Lyapunov Function for Nonlinear Systems

Question

Since there is no systematic method to find Lyapunov functions, how should I approach the question shown below to find corresponding Lyapunov function? With $\alpha<0$

$$\begin{align} x_1'&=-3x_2\\ x_2'&=x_1-\alpha(2x_2^3-x_2)\\ \end{align} $$

Answer 1

As @CTNT proposed first linearize the system at the origin to obtain the system matrix $\boldsymbol{A}$ of the linearized system

$$\boldsymbol{A}=\begin{bmatrix}0 & -3\\1 & \alpha \end{bmatrix}.$$

The linearized system is asymptotically stable (also called Hurwitz) as the characteristic polynomial is equal to

$$\chi(s)=s^2-\alpha s +3.$$

By the Hurwitz criterion for second order polynomials (all coefficients have to be positive; note, that $-\alpha>0$), we know that the linearized system is asymptotically stable. By the indirect method of Lyapunov (as we have a polynomial right-hand side of the differential equation system all conditions for linearization are fulfilled in a neighbourhood of the origin) we know that the origin of the nonlinear system is also asymptotically stable.

By the Lyapunov's converse theorems we also know that there exists a unique symmetric positive definite matrix $\boldsymbol{P}$ as a solution to the Lyapunov equation

$$\boldsymbol{PA}+\boldsymbol{A^TP}=-\boldsymbol{Q},$$

in which $\boldsymbol{Q}$ is a positive definite matrix. As @CTNT proposed $\boldsymbol{Q}=\boldsymbol{I}$ is often chosen. If you solve the system you will have found a Lyapunov function for asymptotic stability for the origin.

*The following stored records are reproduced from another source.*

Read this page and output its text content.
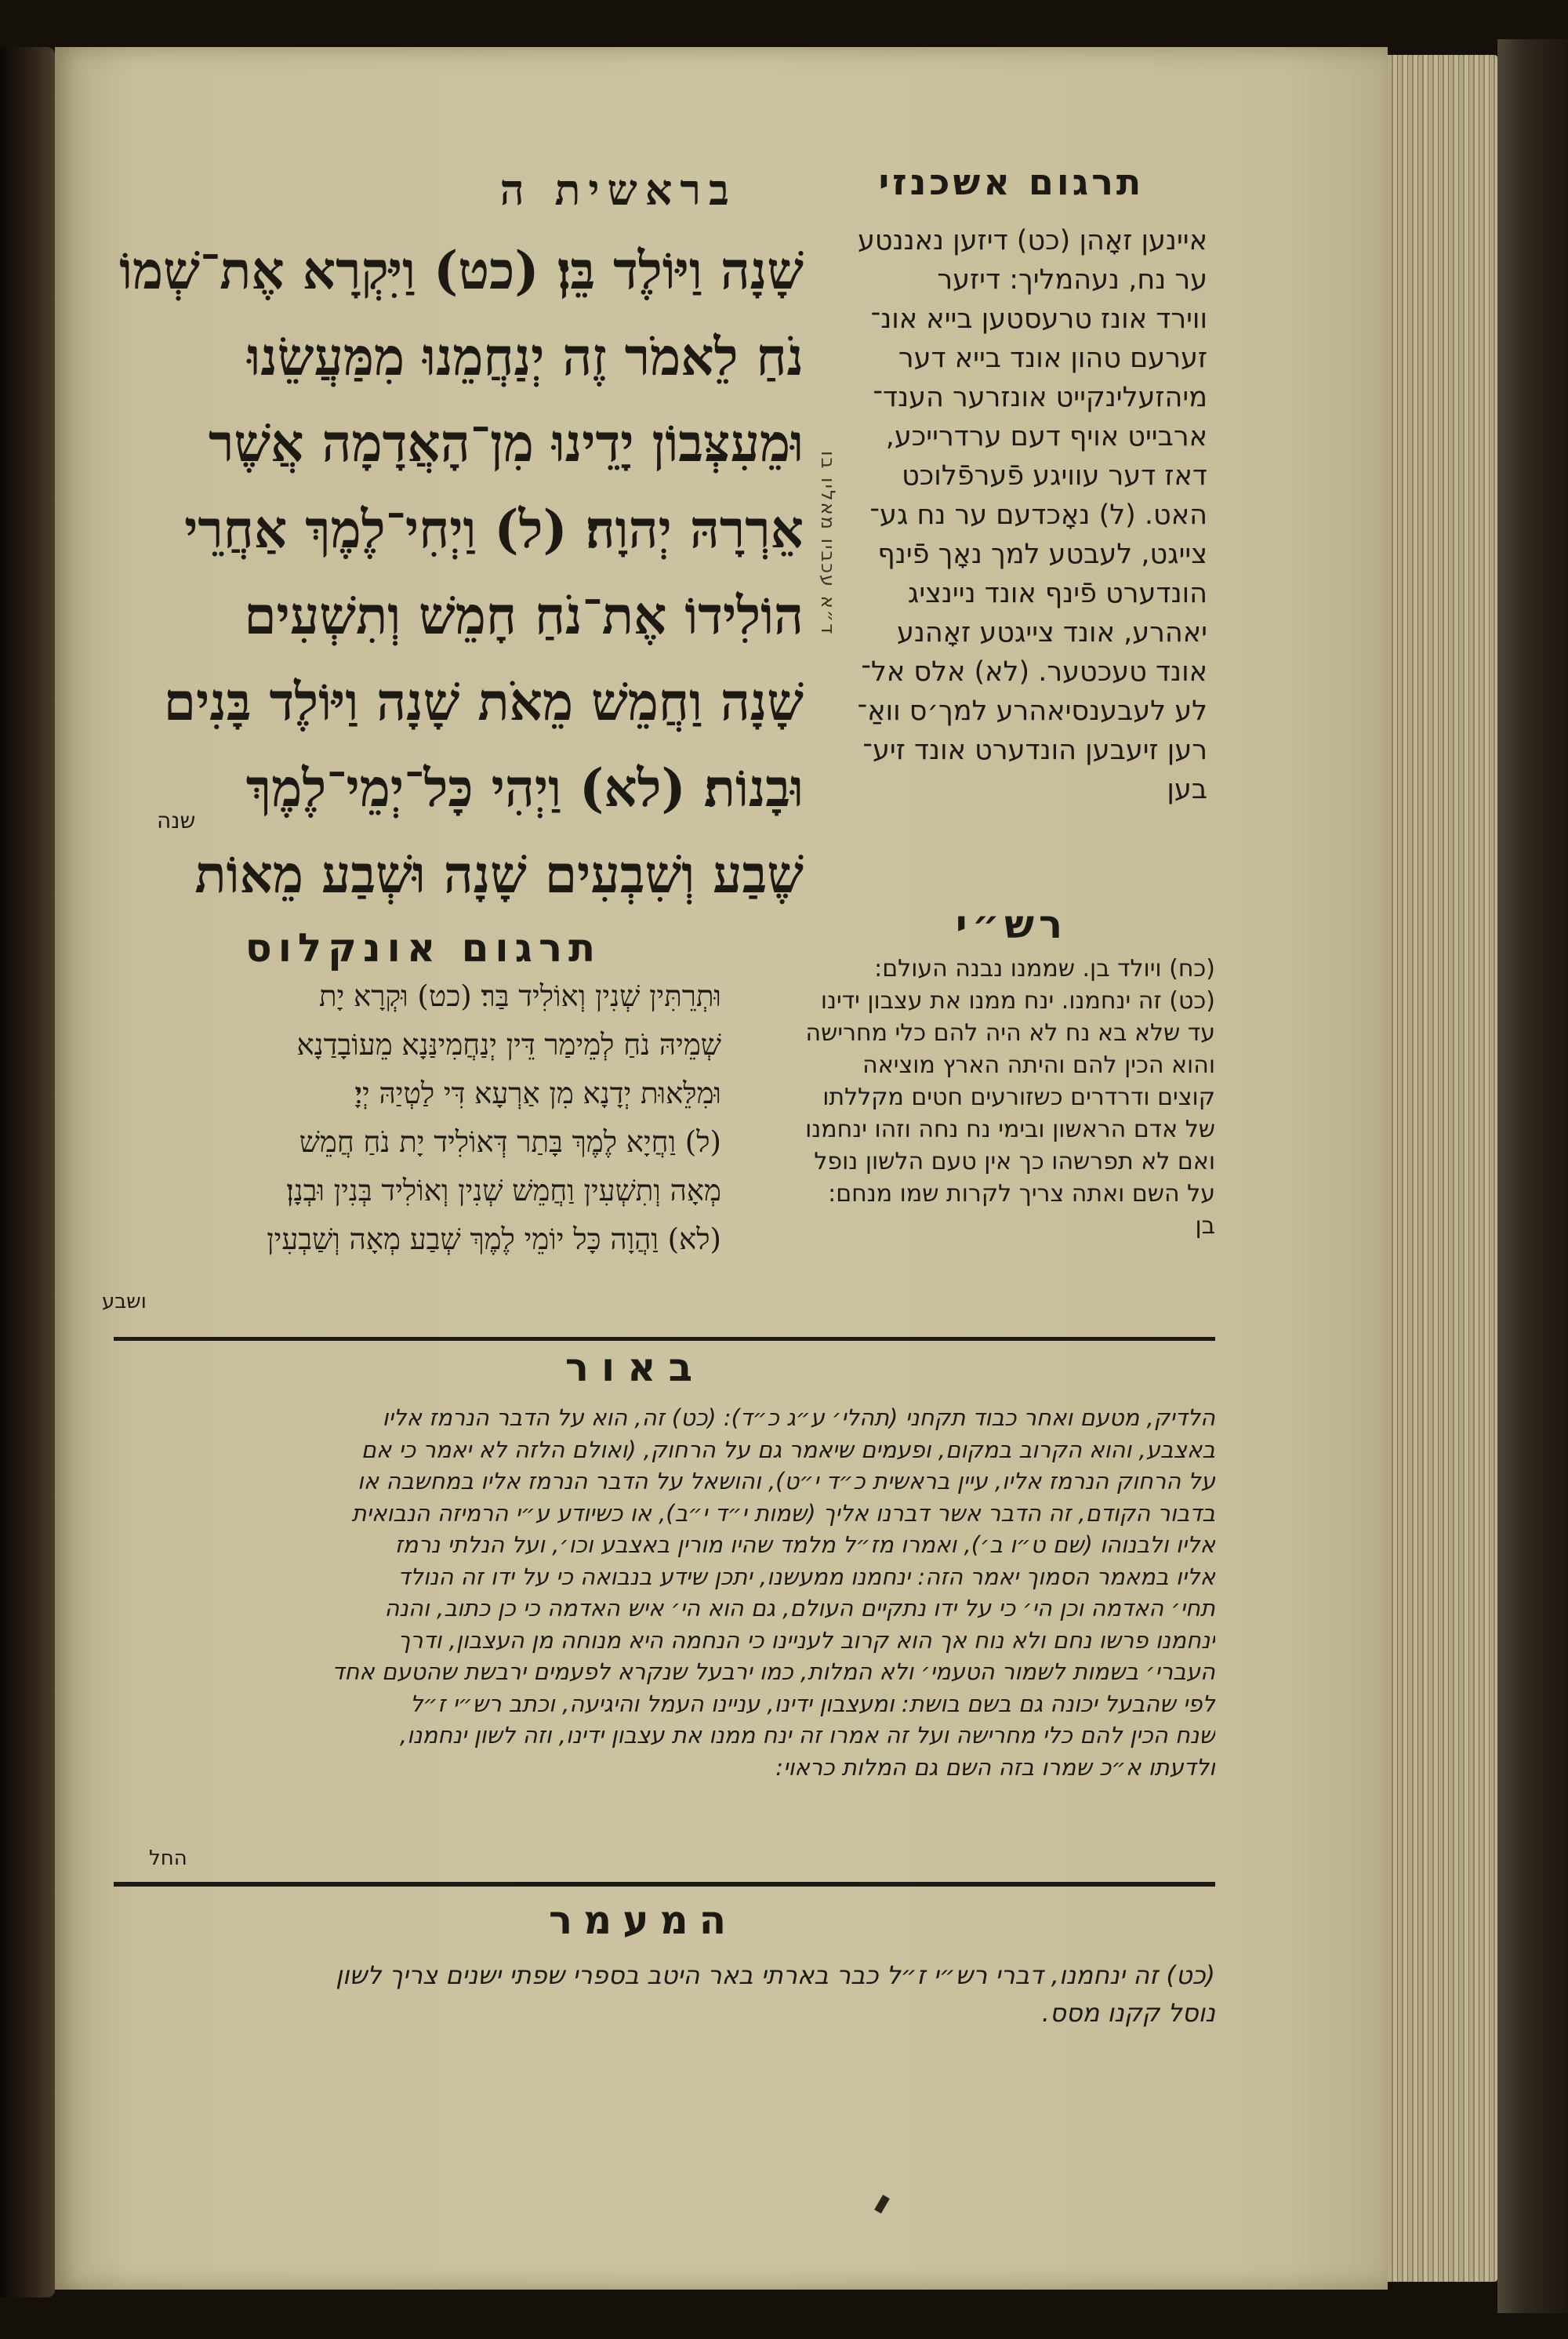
בראשית ה	תרגום אשכנזי
שָׁנָה וַיּוֹלֶד בֵּן׃ (כט) וַיִּקְרָא אֶת־שְׁמוֹ
נֹחַ לֵאמֹר זֶה יְנַחֲמֵנוּ מִמַּעֲשֵׂנוּ
וּמֵעִצְּבוֹן יָדֵינוּ מִן־הָאֲדָמָה אֲשֶׁר
אֵרְרָהּ יְהוָה׃ (ל) וַיְחִי־לֶמֶךְ אַחֲרֵי
הוֹלִידוֹ אֶת־נֹחַ חָמֵשׁ וְתִשְׁעִים
שָׁנָה וַחֲמֵשׁ מֵאֹת שָׁנָה וַיּוֹלֶד בָּנִים
וּבָנוֹת׃ (לא) וַיְהִי כָּל־יְמֵי־לֶמֶךְ
שֶׁבַע וְשִׁבְעִים שָׁנָה וּשְׁבַע מֵאוֹת
שנה
ד״א עכביו מאליו בו
איינען זאָהן (כט) דיזען נאננטע
ער נח, נעהמליך: דיזער
ווירד אונז טרעסטען בייא אונ־
זערעם טהון אונד בייא דער
מיהזעלינקייט אונזרער הענד־
ארבייט אויף דעם ערדרייכע,
דאז דער עוויגע פֿערפֿלוכט
האט. (ל) נאָכדעם ער נח גע־
צייגט, לעבטע למך נאָך פֿינף
הונדערט פֿינף אונד ניינציג
יאהרע, אונד צייגטע זאָהנע
אונד טעכטער. (לא) אלס אל־
לע לעבענסיאהרע למך׳ס וואַ־
רען זיעבען הונדערט אונד זיע־
בען
תרגום אונקלוס
רש״י
וּתְרֵתִּין שְׁנִין וְאוֹלִיד בַּר׃ (כט) וּקְרָא יָת
שְׁמֵיהּ נֹחַ לְמֵימַר דֵּין יְנַחֲמִינַּנָא מֵעוֹבָדַנָא
וּמִלֵּאוּת יְדָנָא מִן אַרְעָא דִּי לַטְיַהּ יְיָ׃
(ל) וַחֲיָא לֶמֶךְ בָּתַר דְּאוֹלִיד יָת נֹחַ חֲמֵשׁ
מְאָה וְתִשְׁעִין וַחֲמֵשׁ שְׁנִין וְאוֹלִיד בְּנִין וּבְנָן׃
(לא) וַהֲוָה כָּל יוֹמֵי לֶמֶךְ שְׁבַע מְאָה וְשַׁבְעִין
ושבע
(כח) ויולד בן. שממנו נבנה העולם:
(כט) זה ינחמנו. ינח ממנו את עצבון ידינו
עד שלא בא נח לא היה להם כלי מחרישה
והוא הכין להם והיתה הארץ מוציאה
קוצים ודרדרים כשזורעים חטים מקללתו
של אדם הראשון ובימי נח נחה וזהו ינחמנו
ואם לא תפרשהו כך אין טעם הלשון נופל
על השם ואתה צריך לקרות שמו מנחם:
בן
באור
הלדיק, מטעם ואחר כבוד תקחני (תהלי׳ ע״ג כ״ד): (כט) זה, הוא על הדבר הנרמז אליו
באצבע, והוא הקרוב במקום, ופעמים שיאמר גם על הרחוק, (ואולם הלזה לא יאמר כי אם
על הרחוק הנרמז אליו, עיין בראשית כ״ד י״ט), והושאל על הדבר הנרמז אליו במחשבה או
בדבור הקודם, זה הדבר אשר דברנו אליך (שמות י״ד י״ב), או כשיודע ע״י הרמיזה הנבואית
אליו ולבנוהו (שם ט״ו ב׳), ואמרו מז״ל מלמד שהיו מורין באצבע וכו׳, ועל הנלתי נרמז
אליו במאמר הסמוך יאמר הזה: ינחמנו ממעשנו, יתכן שידע בנבואה כי על ידו זה הנולד
תחי׳ האדמה וכן הי׳ כי על ידו נתקיים העולם, גם הוא הי׳ איש האדמה כי כן כתוב, והנה
ינחמנו פרשו נחם ולא נוח אך הוא קרוב לעניינו כי הנחמה היא מנוחה מן העצבון, ודרך
העברי׳ בשמות לשמור הטעמי׳ ולא המלות, כמו ירבעל שנקרא לפעמים ירבשת שהטעם אחד
לפי שהבעל יכונה גם בשם בושת: ומעצבון ידינו, עניינו העמל והיגיעה, וכתב רש״י ז״ל
שנח הכין להם כלי מחרישה ועל זה אמרו זה ינח ממנו את עצבון ידינו, וזה לשון ינחמנו,
ולדעתו א״כ שמרו בזה השם גם המלות כראוי:
החל
המעמר
(כט) זה ינחמנו, דברי רש״י ז״ל כבר בארתי באר היטב בספרי שפתי ישנים צריך לשון
נוסל קקנו מסס.
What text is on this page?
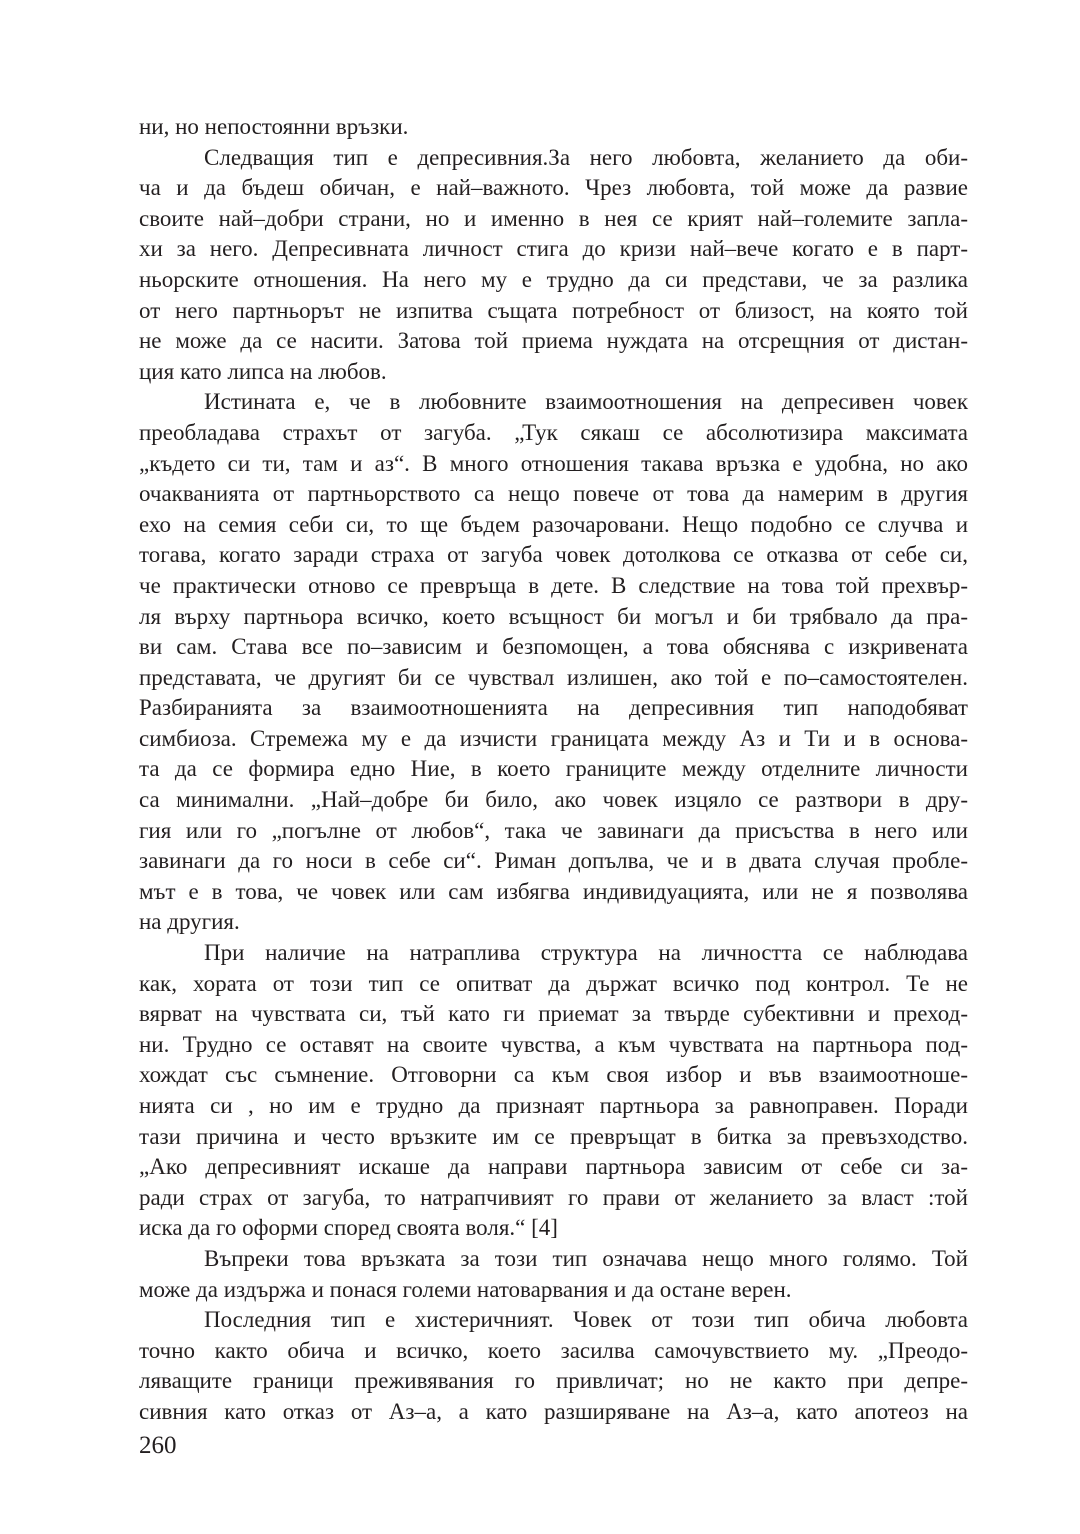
ни, но непостоянни връзки.
Следващия тип е депресивния.За него любовта, желанието да оби-
ча и да бъдеш обичан, е най–важното. Чрез любовта, той може да развие
своите най–добри страни, но и именно в нея се крият най–големите запла-
хи за него. Депресивната личност стига до кризи най–вече когато е в парт-
ньорските отношения. На него му е трудно да си представи, че за разлика
от него партньорът не изпитва същата потребност от близост, на която той
не може да се насити. Затова той приема нуждата на отсрещния от дистан-
ция като липса на любов.
Истината е, че в любовните взаимоотношения на депресивен човек
преобладава страхът от загуба. „Тук сякаш се абсолютизира максимата
„където си ти, там и аз“. В много отношения такава връзка е удобна, но ако
очакванията от партньорството са нещо повече от това да намерим в другия
ехо на семия себи си, то ще бъдем разочаровани. Нещо подобно се случва и
тогава, когато заради страха от загуба човек дотолкова се отказва от себе си,
че практически отново се превръща в дете. В следствие на това той прехвър-
ля върху партньора всичко, което всъщност би могъл и би трябвало да пра-
ви сам. Става все по–зависим и безпомощен, а това обяснява с изкривената
представата, че другият би се чувствал излишен, ако той е по–самостоятелен.
Разбиранията за взаимоотношенията на депресивния тип наподобяват
симбиоза. Стремежа му е да изчисти границата между Аз и Ти и в основа-
та да се формира едно Ние, в което границите между отделните личности
са минимални. „Най–добре би било, ако човек изцяло се разтвори в дру-
гия или го „погълне от любов“, така че завинаги да присъства в него или
завинаги да го носи в себе си“. Риман допълва, че и в двата случая пробле-
мът е в това, че човек или сам избягва индивидуацията, или не я позволява
на другия.
При наличие на натраплива структура на личността се наблюдава
как, хората от този тип се опитват да държат всичко под контрол. Те не
вярват на чувствата си, тъй като ги приемат за твърде субективни и преход-
ни. Трудно се оставят на своите чувства, а към чувствата на партньора под-
хождат със съмнение. Отговорни са към своя избор и във взаимоотноше-
нията си , но им е трудно да признаят партньора за равноправен. Поради
тази причина и често връзките им се превръщат в битка за превъзходство.
„Ако депресивният искаше да направи партньора зависим от себе си за-
ради страх от загуба, то натрапчивият го прави от желанието за власт :той
иска да го оформи според своята воля.“ [4]
Въпреки това връзката за този тип означава нещо много голямо. Той
може да издържа и понася големи натоварвания и да остане верен.
Последния тип е хистеричният. Човек от този тип обича любовта
точно както обича и всичко, което засилва самочувствието му. „Преодо-
ляващите граници преживявания го привличат; но не както при депре-
сивния като отказ от Аз–а, а като разширяване на Аз–а, като апотеоз на
260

An alternative approach uses the standard Lyapunov candidate function

$$V=\dfrac{1}{2}\left[x_1^2+kx_2^2\right]$$ $$ \implies \dot{V}=x_1\dot{x_1}+kx_2\dot{x}_2=-3x_1x_2+kx_2\left[ x_1-\alpha\left(2x_2^3-x_2 \right)\right]$$ $$=-3x_1x_2+kx_1x_2-\alpha k\left(2x_2^4-x_2^2 \right)$$

Now, set $k=3$ to eliminate the cross-product term to obtain

$$\dot{V}=-\alpha k(2x_2^4-x_2^2)=\alpha k x_2^2(1-2x_2^2).$$

For $1-2x_2^2>0 \implies |x_2|<\dfrac{\sqrt{2}}{2}$ we know that

$$\dot{V}\leq 0.$$

By using Barbashin and Krasovskii Theorem in the neighbourhood $D=\{x\in \mathbb{R}^2|x_1^2+x_2^2<1/2\}$ of the origin we see that no solution can stay inside the set $S=\{x\in D\,|\,\dot{V}=0\}=\{x\in D\,|\,x_2=0\}$, other than the trivial solution $x_1=0$ and $x_2=0$ (verify by plugging this into the differential equation). This implies that the origin is asymptotically stable (which we already knew by the indirect method of Lyapunov). This method does not require to solve the Lyapunov equation but at the same time has the downside that a more advanced stability theorem needs to be applied.

Looking at the phase portait (for a specific $\alpha=-10$) suggests that the system has an unstable limit cycle which makes it very unlikely that the origin is globally aymptotically stable for arbitrary $\alpha$. Note, that this is not a rigoruous statement it is just an observation. If you can prove that there exists a limit cycle then you can make this statement rigoruous.